More challenging, perhaps, is the following conundrum sometimes attributed to defiant educators: “I taught a good lesson even though the students didn’t learn it.” Again, everything turns on definition. If teaching is conceived as an interactive activity, a process of facilitating learning, then the sentence is incoherent. It makes no more sense than “I had a big dinner even though I didn’t eat anything.” But what if teaching is defined solely in terms of what the teacher says and does? In that case, the statement isn’t oxymoronic – it’s just moronic. Wouldn’t an unsuccessful lesson lead whoever taught it to ask, “So what could I have done that might have been more successful?”
That question would indeed occur to educators who regard learning – as opposed to just teaching -- as the point of what they do for a living. More generally, they’re apt to realize that what we do doesn’t matter nearly as much as how kids experience what we do.
Consider what happens between children and parents. When each is asked to describe some aspect of their life together, the responses are strikingly divergent. For example, a large Michigan study that focused on the extent to which children were included in family decision making turned up different results depending on whether the parents or the children were asked. (Interestingly, three other studies found that when there is some objective way to get at the truth, children’s perceptions of their parents’ behaviors are no less accurate than the parents’ reports of their own behaviors.)

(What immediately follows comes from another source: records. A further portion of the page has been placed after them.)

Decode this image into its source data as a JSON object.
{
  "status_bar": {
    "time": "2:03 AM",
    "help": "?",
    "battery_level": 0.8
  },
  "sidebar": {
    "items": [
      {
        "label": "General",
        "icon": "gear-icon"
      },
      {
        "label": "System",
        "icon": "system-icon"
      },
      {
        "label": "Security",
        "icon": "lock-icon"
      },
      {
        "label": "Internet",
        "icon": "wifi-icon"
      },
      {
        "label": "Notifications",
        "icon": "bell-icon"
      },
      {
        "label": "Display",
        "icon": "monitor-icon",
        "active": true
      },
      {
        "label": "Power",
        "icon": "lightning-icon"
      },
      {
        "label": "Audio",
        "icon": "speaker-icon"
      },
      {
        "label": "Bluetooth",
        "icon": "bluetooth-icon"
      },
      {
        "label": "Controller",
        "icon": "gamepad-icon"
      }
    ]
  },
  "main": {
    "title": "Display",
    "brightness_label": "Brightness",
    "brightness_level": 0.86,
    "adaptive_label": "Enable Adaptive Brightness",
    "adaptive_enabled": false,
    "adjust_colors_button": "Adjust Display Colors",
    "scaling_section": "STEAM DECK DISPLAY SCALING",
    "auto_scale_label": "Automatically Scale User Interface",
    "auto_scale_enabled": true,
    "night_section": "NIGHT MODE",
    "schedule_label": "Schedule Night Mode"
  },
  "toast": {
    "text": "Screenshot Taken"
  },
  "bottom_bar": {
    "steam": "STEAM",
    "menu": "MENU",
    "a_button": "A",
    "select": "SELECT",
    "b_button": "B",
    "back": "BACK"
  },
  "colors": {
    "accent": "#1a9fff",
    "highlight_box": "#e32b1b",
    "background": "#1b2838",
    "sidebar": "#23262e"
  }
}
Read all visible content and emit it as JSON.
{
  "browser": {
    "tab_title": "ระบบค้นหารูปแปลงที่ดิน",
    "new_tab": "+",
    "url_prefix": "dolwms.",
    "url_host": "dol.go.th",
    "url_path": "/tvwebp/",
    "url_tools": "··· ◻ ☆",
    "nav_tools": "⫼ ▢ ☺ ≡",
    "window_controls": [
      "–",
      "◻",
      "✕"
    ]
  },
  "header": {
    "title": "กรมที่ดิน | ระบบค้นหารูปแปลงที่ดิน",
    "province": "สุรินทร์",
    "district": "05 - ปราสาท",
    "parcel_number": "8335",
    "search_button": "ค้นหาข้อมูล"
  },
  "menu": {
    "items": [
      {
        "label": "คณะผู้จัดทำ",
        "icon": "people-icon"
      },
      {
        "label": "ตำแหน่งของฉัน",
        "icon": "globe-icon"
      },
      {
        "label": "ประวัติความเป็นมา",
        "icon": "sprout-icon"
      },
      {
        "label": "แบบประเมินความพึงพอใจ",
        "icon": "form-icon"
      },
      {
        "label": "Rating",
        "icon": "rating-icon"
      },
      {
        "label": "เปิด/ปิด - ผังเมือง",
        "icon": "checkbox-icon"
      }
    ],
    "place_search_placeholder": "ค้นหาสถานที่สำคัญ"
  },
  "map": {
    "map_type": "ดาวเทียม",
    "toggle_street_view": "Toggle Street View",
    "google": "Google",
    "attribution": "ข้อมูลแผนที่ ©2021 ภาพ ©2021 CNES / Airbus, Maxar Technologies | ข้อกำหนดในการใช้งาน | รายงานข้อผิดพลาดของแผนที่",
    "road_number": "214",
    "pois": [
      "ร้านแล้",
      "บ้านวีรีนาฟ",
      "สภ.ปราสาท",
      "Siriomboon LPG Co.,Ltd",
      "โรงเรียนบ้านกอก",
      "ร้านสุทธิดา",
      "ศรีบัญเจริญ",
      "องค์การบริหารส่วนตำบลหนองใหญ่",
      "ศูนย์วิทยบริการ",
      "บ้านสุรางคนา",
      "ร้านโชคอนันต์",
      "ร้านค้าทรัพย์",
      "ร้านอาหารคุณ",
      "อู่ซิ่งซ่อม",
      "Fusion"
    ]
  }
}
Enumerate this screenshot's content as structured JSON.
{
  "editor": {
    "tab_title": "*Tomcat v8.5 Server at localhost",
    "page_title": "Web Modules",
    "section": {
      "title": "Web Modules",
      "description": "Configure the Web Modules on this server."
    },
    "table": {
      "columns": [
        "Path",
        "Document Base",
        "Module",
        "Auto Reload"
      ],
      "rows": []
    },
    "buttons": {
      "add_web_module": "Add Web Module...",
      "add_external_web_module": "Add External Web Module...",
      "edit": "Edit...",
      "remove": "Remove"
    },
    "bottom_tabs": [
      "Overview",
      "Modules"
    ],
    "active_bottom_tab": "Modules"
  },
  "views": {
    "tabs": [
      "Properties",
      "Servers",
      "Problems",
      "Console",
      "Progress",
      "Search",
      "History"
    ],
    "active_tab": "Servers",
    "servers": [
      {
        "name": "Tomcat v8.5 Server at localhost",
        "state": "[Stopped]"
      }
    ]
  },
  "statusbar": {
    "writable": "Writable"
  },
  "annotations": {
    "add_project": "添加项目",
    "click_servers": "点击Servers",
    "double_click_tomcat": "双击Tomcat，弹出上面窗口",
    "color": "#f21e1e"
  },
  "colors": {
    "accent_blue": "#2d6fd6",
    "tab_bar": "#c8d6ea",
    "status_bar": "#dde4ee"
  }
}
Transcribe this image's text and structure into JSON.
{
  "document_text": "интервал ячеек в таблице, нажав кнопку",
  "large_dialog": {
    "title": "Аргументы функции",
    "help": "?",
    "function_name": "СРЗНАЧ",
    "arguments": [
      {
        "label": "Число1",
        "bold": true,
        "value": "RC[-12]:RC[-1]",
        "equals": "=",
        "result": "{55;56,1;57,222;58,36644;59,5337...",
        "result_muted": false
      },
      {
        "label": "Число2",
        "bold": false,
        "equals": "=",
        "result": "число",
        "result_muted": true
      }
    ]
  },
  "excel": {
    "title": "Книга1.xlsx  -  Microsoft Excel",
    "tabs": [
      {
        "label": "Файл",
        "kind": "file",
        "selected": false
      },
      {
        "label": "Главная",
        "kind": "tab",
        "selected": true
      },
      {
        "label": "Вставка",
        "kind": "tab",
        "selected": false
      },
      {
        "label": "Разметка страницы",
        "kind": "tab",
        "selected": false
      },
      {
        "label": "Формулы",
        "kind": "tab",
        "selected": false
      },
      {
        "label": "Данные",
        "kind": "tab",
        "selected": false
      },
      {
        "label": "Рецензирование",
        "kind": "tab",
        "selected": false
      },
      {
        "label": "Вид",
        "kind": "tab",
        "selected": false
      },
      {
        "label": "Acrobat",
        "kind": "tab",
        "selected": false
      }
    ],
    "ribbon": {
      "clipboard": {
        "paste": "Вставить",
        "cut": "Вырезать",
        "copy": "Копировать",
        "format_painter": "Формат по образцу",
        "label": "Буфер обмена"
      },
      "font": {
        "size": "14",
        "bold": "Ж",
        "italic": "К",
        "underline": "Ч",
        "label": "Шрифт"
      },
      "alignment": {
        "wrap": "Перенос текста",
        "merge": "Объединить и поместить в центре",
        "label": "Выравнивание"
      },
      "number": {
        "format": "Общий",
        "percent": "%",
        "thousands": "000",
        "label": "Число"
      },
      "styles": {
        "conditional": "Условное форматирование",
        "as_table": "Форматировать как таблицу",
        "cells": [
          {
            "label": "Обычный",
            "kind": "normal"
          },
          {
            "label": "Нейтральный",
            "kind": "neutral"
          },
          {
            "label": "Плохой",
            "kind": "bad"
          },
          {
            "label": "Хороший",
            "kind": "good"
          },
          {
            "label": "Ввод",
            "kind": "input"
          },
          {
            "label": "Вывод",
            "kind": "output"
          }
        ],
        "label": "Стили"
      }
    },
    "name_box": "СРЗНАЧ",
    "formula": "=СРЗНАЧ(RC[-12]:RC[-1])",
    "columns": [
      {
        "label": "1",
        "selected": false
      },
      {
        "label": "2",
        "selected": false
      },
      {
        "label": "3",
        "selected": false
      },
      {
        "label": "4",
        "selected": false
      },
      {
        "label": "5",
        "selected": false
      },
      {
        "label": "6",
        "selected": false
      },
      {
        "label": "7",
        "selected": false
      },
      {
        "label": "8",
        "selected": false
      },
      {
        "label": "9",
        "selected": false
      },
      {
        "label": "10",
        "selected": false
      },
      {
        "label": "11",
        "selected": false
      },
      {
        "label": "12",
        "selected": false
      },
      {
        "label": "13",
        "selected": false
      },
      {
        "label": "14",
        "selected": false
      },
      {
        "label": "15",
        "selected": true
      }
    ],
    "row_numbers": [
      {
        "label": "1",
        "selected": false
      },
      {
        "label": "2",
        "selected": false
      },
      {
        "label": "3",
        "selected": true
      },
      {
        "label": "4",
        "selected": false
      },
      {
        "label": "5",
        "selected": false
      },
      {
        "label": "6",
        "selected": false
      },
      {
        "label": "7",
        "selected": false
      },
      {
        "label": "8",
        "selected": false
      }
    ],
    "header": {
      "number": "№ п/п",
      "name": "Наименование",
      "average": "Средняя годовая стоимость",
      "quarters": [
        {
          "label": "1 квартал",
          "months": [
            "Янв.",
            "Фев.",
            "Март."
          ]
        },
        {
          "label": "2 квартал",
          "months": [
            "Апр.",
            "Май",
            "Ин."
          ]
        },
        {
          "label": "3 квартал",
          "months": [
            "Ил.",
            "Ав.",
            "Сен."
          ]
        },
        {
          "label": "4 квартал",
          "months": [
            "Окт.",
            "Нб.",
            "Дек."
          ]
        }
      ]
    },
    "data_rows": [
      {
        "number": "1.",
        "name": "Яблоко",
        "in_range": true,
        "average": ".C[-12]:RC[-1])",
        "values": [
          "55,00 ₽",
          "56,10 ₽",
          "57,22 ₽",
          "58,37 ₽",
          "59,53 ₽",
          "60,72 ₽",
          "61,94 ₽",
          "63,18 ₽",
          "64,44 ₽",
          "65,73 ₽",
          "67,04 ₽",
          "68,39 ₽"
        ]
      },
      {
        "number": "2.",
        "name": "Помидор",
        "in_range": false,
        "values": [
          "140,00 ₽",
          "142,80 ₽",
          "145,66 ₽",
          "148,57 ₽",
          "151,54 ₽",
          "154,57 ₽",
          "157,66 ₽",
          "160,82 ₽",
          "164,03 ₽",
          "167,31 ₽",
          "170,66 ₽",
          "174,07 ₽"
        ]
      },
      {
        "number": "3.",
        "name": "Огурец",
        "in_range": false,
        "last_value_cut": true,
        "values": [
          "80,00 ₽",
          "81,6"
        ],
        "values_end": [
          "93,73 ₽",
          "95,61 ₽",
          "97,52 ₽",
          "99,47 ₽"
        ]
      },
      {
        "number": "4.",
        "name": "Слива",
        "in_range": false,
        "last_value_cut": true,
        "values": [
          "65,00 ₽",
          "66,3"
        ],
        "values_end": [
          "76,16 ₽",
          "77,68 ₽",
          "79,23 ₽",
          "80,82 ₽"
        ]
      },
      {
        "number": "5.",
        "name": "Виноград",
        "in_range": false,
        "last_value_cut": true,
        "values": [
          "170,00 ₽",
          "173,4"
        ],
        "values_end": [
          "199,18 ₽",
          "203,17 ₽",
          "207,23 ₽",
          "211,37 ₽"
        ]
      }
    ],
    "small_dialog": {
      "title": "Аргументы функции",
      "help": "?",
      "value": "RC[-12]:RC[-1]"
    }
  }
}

But the important question isn’t who’s right; it’s whose perspective predicts various outcomes. It doesn’t matter what lesson a parent intended to teach by, say, giving a child a “time out” (or some other punishment). If the child experiences this as a form of love withdrawal, then that’s what will determine the effect. Similarly, parents may offer praise in the hope of providing encouragement, but children may resent the judgment implicit in being informed they did a “good job,” or they may grow increasingly dependent on pleasing the people in positions of authority.